Potluck supper at the Seafarers Hall, GT.

The “49ers” – a group of some of the first students who attended the Cayman Islands High School that first opened its doors in 1949 – got together to meet and exchange memories with one another.

The first weekend meeting, over fried fish and fritters, was on Friday night at the Grapetree Café, Coe-Wood Beach in Bodden Town. Founder of the 49ers, Joan Wilson was there:

“I started it in 1991 or 1992,”she said. “The idea of it was to keep all my school friends from the Cayman Islands High School together. It was the first high-grade school – the other one was American, but this one was on the British side of teaching…as my poem says, ‘geometry, algebra and proper English.’”

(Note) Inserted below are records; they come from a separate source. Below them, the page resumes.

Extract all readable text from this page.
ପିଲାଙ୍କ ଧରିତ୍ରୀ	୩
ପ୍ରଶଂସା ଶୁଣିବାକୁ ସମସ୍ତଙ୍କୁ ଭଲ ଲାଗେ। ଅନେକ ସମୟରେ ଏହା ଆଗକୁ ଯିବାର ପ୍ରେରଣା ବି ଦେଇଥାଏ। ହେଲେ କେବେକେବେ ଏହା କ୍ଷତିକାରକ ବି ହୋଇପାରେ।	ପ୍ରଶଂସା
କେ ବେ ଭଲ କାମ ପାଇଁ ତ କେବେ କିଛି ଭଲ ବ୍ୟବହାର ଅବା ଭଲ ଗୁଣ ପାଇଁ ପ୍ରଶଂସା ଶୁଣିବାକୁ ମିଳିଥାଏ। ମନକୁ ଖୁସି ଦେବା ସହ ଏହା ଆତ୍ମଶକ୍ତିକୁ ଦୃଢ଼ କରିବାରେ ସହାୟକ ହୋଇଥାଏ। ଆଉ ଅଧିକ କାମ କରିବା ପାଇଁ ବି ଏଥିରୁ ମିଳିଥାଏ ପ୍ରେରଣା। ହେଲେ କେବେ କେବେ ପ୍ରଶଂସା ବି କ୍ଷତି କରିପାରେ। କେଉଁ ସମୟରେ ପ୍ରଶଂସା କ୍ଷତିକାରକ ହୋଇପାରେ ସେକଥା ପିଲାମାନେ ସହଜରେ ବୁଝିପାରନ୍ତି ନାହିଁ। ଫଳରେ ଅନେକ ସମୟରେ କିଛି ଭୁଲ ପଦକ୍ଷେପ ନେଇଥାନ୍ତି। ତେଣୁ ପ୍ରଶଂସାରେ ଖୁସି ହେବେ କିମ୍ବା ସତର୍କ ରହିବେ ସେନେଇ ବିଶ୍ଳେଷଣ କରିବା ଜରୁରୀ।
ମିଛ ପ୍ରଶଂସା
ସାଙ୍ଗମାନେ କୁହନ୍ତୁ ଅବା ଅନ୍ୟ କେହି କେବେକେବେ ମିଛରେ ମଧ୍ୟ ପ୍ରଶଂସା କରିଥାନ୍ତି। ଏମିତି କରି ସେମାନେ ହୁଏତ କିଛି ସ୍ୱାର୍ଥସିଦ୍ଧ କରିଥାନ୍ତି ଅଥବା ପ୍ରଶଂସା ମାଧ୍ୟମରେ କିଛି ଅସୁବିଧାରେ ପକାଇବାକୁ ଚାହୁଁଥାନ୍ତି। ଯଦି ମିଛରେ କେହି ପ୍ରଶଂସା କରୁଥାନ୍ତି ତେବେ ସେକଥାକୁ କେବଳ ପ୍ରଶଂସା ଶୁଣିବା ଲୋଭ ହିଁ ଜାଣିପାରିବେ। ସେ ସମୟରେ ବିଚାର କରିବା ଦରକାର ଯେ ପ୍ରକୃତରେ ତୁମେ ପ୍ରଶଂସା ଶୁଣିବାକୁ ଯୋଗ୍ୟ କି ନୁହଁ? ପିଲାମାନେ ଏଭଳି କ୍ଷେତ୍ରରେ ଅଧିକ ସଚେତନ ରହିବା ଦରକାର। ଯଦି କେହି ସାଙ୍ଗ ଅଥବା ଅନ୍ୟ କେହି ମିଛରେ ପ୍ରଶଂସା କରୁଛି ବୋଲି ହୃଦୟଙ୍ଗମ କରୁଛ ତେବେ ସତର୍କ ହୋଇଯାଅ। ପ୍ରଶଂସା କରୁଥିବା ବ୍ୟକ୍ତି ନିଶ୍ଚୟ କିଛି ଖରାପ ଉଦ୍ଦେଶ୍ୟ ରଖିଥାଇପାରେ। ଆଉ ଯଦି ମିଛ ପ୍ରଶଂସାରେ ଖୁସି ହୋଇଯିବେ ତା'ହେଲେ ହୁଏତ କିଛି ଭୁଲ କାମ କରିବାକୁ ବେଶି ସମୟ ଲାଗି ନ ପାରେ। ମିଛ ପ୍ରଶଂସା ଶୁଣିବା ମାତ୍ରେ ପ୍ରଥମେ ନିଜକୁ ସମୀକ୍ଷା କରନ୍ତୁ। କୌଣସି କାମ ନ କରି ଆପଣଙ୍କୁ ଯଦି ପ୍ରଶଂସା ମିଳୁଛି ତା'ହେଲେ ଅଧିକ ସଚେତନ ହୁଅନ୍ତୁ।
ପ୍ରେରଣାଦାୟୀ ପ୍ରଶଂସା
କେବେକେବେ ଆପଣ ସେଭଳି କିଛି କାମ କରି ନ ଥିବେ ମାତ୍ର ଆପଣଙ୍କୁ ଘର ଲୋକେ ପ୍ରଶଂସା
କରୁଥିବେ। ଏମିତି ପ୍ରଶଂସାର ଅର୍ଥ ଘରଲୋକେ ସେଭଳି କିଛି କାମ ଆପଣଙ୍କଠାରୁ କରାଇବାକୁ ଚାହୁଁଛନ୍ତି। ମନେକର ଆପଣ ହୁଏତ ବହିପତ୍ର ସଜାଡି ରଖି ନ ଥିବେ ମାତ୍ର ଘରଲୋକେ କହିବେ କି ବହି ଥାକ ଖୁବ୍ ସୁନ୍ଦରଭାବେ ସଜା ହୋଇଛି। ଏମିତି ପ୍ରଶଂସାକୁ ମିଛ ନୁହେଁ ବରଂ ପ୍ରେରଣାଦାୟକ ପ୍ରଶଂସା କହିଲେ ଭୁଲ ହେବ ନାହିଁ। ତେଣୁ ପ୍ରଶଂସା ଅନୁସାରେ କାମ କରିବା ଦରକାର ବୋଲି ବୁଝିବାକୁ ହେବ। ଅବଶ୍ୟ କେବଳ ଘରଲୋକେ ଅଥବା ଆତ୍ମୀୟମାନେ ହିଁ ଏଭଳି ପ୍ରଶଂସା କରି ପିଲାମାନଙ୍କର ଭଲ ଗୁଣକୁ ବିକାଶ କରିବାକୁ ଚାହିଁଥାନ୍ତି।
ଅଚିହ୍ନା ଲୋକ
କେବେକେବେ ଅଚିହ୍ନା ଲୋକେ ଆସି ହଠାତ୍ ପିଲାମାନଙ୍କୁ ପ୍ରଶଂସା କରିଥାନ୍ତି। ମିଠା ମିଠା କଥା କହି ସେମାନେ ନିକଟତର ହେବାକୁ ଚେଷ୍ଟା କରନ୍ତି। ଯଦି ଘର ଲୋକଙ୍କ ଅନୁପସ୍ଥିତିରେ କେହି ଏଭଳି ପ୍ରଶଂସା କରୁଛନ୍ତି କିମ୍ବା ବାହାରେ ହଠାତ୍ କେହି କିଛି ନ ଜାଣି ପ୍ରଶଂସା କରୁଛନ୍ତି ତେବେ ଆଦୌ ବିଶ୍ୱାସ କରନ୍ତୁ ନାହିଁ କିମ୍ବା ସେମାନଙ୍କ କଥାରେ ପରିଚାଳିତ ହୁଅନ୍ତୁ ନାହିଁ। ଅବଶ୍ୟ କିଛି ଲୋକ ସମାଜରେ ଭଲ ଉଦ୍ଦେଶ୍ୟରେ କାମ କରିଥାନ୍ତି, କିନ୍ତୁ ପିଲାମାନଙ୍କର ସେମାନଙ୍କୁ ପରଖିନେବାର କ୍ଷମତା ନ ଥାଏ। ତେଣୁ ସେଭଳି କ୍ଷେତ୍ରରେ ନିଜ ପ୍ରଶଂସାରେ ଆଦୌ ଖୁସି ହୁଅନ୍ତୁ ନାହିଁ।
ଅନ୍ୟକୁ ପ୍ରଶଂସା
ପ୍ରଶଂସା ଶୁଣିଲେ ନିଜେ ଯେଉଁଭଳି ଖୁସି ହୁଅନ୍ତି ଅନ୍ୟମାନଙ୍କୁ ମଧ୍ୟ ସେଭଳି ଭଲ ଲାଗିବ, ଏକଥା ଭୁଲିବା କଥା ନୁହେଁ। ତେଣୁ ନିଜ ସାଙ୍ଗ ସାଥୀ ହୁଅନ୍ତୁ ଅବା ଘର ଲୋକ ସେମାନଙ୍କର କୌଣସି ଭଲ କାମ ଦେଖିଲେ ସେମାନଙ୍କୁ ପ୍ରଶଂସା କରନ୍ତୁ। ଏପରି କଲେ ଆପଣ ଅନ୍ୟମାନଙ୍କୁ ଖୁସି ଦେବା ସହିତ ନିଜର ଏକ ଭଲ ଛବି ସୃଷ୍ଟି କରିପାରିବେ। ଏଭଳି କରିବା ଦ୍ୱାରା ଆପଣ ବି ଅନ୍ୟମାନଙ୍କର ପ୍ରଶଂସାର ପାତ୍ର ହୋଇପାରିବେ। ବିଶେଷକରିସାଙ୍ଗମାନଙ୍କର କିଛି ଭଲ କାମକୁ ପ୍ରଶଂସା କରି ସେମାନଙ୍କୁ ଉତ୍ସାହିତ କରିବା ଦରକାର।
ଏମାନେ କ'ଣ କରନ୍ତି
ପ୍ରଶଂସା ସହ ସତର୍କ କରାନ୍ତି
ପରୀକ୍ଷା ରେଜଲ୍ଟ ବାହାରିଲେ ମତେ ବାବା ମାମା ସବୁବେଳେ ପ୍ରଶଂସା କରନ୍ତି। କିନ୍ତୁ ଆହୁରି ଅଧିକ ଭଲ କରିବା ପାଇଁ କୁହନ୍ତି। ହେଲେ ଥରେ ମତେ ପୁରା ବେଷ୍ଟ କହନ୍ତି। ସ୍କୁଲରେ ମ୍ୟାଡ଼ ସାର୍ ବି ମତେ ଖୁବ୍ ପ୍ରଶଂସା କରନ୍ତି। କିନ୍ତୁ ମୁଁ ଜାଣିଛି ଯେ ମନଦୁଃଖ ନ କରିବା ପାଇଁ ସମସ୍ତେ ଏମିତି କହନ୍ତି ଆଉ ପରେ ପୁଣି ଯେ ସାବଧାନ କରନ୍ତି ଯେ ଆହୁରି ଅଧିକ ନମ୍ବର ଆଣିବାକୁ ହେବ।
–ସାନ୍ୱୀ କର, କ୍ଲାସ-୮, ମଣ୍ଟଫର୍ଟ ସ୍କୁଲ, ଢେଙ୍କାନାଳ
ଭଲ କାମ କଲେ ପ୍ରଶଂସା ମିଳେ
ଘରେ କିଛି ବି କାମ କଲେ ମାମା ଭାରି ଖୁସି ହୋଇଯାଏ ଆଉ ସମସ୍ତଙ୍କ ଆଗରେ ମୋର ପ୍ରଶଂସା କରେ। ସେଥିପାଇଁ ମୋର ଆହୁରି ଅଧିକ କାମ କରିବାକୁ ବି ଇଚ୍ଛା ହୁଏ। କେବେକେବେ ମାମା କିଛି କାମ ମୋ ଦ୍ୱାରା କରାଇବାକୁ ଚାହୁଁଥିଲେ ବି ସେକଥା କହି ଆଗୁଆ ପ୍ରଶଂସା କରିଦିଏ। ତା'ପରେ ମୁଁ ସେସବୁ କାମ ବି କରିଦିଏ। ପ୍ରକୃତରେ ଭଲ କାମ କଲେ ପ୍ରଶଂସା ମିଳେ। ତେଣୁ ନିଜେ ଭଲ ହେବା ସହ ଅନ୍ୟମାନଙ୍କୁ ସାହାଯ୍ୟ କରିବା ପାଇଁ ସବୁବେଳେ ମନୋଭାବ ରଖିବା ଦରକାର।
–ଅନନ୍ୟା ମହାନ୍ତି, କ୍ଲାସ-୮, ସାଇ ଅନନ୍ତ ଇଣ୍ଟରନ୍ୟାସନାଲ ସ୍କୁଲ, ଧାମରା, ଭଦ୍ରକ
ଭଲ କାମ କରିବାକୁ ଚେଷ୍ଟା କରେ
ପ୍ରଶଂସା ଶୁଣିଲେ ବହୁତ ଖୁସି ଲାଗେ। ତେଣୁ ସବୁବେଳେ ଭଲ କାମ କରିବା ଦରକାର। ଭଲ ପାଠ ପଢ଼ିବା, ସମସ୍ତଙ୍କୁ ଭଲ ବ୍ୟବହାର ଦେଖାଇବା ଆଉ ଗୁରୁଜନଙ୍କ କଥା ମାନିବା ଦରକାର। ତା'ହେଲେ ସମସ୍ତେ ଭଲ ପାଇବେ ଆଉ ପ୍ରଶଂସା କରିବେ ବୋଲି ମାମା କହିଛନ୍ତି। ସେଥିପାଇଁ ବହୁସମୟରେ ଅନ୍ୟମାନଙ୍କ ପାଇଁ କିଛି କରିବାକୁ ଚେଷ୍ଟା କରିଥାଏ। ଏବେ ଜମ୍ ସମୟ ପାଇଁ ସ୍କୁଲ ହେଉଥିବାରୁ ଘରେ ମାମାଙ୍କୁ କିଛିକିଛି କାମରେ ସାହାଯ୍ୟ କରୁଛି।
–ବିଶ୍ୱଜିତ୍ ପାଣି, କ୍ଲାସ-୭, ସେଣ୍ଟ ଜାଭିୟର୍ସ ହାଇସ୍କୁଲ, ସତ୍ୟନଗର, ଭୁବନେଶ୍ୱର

“The school originally started behind the library, in the old American huts that were there. The American navy was posted here in the war in 1942, and all those buildings were still there when the school started in 1949,” she added.

Miss Olive Miller who was one of the very first teachers at the Cayman Islands High School celebrates her birthday.

“I left the Triple C School, which was the American school run by the Chapel Church of God and went to this one when I was about 14, because it was run by the Presbyterian ministers. I graduated from there in 1952,” she said. “We were the first graduating class.”

Although Ms. Wilson has been organising the reunions for several years, recently others have helped. Liz Schofield helped to organise the reunion this year. She has a special link with the school’s beginning. “My father (John Gray) was the principal of the Cayman Islands High School in 1949,” she said.

“What we do is we have a group of us who get together to organise it. Joan started it off, and then in 1994, we started inviting friends from overseas. Normally classes in schools have 20-year and 10-year reunions, but we can’t wait for those – we have one every year.

“It’s a group that started off for those attending high school in 1949, right up till 1964. Anybody who went to school ‘behind the library,’ is part of the high school reunion… in 1964, when the school moved up to Walkers Road, (by that time) the government had taken it over from the church,” Ms. Schofield said.

On Saturday evening, at the Seafarers Hall in Prospect, the group got together again, this time with the dual purpose of celebrating the 90th birthday of one of the very first teachers at the school, Ms. Olive Miller. During the evening, Ms. Miller was presented with a framed photograph of the moment when she met Her Majesty the Queen, during the Queen’s last visit to the Cayman Islands.

Ms. Wilson also read out a poem she had written, in Ms. Miller’s honour.

The meeting on Saturday night contained some very notable and distinguished ex-Cayman High School students, including ex-politicians, Mr. Norman Bodden and Mr. Truman Bodden.